Ferret Disease

Pet owners should be able to recognize the symptoms of common ferret disease in their pets.

It could mean the difference between life and death! Common ferret diseases include pancreatic tumors, adrenal gland disease, lymphosarcoma and even heart disease. Ferrets metabolize very quickly which means that once they get sick they go downhill fast so early detection is critical. You should get your ferret to a vet if you notice any difference in behavior, change in bowel movements or anything other that is not in the norm for your pet. It could be just a simple cold, but it’s better to be safe than sorry!

A common ferret disease is adrenal gland disease. This gland is found near each kidney and producse hormones that keep the body homeostaticly balanced. When it is diseased it will produce too much hormone. It can happen around 3 years of age and the symptoms is hair loss – particularly around the tail belly and back with the skin underneath appearing flaky and red. This can be treated with surgery.

Pancreatic tumors, a ferret disease also called insulinoma disease are also common in ferrets. This disease causes the blood sugar to become very low and your ferret wil appear to be lethargic. In the extreme he may have seizures or go into a coma. It is very important for you to watch your ferret closely every day as the earlier this is diagnosed, the better the chance for successful treatment. To be on the safe side, get him to the vet if he seems to be the least bit lethargic – he may just be having an off day but it’s better to be safe than sorry! Most ferrets develop this around e or 5 years of age. There is medicine that can help the symptoms of this disease (but not stop it’s progression) and surgery can be performed to try to stop the disease but it is unlikely that surgery will cure the disease – typically they can only remove part of the tumor and buy your pet a little bit more time.

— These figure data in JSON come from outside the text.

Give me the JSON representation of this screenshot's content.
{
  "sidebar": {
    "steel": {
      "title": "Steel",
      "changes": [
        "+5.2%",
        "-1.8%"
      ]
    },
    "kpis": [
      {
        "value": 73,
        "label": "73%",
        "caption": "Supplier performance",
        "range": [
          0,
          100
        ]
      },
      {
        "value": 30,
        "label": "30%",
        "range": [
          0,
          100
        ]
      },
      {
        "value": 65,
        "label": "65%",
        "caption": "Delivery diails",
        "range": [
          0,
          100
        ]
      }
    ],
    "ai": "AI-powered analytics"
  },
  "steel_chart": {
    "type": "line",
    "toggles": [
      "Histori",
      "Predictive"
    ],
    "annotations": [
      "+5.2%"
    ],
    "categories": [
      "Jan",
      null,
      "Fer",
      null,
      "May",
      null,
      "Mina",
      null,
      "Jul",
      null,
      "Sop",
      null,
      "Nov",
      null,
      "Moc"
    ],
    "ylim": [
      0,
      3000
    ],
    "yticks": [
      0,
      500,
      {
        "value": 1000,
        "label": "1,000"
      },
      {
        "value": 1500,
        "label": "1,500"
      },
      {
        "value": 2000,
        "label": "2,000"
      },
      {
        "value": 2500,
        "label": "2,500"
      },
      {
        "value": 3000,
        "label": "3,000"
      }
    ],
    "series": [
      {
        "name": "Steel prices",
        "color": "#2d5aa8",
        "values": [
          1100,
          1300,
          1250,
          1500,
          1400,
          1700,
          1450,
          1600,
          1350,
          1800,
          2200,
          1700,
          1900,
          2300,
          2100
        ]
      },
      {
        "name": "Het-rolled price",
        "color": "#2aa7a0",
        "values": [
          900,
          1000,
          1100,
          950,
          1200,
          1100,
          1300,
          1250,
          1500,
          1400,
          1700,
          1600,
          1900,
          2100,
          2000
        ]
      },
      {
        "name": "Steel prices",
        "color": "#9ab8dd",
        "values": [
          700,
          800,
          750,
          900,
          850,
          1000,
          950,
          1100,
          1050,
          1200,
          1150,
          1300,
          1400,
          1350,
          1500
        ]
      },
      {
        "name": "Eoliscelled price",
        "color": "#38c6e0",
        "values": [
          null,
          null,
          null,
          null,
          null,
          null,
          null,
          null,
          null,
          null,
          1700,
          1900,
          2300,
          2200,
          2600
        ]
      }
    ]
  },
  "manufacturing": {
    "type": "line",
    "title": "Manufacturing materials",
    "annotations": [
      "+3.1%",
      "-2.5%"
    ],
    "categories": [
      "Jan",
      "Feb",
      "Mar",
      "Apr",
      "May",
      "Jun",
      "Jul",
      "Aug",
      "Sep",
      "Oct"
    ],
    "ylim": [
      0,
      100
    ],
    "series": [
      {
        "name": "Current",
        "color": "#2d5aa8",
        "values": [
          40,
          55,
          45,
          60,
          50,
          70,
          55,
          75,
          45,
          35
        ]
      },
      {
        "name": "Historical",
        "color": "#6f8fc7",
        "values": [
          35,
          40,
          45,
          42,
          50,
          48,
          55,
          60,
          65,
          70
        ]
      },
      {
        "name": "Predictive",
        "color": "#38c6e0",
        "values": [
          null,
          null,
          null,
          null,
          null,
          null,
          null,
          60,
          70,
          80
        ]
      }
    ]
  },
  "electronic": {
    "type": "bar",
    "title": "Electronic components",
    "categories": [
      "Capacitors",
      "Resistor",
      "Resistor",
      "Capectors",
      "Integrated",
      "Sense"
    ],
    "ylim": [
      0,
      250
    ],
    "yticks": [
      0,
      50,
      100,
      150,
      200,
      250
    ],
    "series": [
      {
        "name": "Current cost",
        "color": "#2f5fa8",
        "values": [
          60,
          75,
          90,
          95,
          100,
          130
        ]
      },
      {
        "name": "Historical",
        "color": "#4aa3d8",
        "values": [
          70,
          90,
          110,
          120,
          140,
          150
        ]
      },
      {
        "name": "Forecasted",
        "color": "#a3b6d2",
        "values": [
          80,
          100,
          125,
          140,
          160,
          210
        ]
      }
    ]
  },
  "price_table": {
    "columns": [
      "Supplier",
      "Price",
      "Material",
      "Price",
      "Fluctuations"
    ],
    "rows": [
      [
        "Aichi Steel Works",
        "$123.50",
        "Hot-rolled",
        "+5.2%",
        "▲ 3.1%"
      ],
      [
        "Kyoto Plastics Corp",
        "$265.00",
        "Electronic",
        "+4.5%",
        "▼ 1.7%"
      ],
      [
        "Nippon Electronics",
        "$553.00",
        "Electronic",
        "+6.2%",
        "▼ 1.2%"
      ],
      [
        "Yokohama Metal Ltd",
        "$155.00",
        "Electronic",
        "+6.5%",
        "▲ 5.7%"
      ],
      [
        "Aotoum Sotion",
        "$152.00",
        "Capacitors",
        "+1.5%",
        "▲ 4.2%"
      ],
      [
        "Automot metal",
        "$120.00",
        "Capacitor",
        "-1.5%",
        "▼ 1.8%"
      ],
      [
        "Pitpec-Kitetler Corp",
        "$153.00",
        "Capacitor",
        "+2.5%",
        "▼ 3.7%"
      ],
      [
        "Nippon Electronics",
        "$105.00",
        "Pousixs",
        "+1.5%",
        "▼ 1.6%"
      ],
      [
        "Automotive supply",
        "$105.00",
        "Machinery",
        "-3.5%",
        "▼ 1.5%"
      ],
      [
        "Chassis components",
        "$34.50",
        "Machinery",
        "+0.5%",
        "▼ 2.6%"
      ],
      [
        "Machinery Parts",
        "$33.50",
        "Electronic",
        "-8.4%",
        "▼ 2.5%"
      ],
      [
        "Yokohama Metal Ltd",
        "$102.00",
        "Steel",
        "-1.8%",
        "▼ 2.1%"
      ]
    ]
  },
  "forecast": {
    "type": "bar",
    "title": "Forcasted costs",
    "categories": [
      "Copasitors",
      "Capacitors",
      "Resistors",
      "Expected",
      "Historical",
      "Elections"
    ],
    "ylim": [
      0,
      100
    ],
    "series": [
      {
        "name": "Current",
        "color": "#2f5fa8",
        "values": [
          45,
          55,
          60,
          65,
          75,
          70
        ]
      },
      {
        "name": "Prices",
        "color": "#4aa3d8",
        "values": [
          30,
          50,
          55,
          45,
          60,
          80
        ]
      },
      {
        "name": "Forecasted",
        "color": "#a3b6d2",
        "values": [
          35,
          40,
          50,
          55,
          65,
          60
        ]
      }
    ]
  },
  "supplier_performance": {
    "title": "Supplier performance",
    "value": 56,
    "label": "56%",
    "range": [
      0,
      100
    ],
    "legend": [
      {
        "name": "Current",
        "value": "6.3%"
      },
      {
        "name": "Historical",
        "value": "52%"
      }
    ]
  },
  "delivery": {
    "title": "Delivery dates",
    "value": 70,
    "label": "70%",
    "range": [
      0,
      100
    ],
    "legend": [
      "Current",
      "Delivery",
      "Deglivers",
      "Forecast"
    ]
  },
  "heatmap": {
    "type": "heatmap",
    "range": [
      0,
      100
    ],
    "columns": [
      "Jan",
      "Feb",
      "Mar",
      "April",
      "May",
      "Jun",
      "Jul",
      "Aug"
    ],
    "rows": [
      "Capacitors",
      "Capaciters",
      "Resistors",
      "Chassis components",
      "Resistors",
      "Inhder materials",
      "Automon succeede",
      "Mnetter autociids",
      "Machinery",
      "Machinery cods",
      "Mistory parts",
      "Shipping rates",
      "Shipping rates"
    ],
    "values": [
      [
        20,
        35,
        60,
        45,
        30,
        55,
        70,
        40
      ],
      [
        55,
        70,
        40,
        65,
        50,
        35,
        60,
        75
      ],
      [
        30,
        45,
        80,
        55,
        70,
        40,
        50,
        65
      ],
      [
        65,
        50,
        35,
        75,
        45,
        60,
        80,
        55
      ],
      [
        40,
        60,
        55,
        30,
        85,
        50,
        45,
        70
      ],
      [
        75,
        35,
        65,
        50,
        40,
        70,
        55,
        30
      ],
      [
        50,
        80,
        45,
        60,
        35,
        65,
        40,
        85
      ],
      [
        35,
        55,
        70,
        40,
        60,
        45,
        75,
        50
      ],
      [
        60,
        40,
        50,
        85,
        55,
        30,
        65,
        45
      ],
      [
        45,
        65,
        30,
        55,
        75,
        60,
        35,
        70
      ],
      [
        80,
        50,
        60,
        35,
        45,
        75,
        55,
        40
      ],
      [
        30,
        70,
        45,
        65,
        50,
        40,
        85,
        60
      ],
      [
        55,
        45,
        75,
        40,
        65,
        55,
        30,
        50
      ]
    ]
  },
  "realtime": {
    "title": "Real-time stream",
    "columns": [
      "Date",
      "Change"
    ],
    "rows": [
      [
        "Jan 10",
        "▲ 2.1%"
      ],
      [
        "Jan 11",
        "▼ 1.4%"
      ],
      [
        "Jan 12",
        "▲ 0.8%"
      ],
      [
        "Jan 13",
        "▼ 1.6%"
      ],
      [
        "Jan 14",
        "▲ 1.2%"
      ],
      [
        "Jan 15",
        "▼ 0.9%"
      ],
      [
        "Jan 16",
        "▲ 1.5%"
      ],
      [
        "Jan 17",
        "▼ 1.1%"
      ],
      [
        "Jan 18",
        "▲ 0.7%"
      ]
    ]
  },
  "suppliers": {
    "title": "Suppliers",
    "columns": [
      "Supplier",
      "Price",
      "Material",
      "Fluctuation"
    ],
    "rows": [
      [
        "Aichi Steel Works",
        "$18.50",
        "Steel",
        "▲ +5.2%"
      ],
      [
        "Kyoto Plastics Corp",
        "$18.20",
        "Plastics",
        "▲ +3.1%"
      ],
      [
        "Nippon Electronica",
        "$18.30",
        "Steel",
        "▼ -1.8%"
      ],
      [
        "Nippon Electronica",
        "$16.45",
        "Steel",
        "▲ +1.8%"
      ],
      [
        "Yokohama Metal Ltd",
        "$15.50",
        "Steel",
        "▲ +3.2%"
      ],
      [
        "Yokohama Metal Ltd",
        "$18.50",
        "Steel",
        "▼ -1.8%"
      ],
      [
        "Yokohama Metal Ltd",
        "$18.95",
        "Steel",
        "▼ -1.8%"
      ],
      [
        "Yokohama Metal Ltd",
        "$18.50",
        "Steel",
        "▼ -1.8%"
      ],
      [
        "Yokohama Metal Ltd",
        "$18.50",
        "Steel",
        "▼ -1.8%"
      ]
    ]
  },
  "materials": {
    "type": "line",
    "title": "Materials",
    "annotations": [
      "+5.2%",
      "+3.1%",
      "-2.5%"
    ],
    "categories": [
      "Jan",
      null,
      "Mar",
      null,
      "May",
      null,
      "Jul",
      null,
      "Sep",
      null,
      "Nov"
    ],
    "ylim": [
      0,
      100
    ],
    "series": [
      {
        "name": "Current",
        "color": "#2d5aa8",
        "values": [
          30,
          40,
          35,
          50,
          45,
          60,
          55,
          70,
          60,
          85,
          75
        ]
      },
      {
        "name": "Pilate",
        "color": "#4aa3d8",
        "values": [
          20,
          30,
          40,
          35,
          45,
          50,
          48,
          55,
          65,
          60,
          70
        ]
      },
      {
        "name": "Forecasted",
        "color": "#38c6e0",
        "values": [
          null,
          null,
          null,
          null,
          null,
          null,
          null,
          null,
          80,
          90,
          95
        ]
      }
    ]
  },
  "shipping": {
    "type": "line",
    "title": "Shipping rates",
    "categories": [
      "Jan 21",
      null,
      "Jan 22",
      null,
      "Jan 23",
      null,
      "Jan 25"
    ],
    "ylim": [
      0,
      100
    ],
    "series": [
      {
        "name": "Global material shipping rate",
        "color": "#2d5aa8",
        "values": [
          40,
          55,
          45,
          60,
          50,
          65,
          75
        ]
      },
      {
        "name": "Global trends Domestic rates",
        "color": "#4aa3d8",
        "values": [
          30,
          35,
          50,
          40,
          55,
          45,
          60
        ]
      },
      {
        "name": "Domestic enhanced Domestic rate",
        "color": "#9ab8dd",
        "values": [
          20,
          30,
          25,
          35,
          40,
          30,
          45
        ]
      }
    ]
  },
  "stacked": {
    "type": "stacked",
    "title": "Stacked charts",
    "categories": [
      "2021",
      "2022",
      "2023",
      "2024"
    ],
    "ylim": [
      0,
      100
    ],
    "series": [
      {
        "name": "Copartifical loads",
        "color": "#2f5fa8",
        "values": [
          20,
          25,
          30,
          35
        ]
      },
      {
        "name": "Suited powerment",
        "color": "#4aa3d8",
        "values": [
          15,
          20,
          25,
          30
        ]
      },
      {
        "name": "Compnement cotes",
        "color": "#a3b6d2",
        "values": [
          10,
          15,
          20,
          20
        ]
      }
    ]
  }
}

Lymphosarcoma is a deadly ferret disease that can be developed at any age. Although this can be treated with chemotherapy, the chances of survival are very slim, especially if the ferret diseased is young. Unfortunately, symptoms may not show up until the disease has spread throughout your ferrets body. Symptoms include lethargy, weight loss and lost interest in food.

Heart Disease is a common disease for older pets. Typically this ferret disease is developed in pets over 4 years of age and is treated much the same as heart disease in cats or dogs. A ferret with heart disease may have trouble breathing after exercise or act lethargic. Sometimes the treatment includes medicine and other times it is just a reduction in exercise that can help. Depending on the type of disease and it’s progression, ferrets can live quite a long time after diagnosis.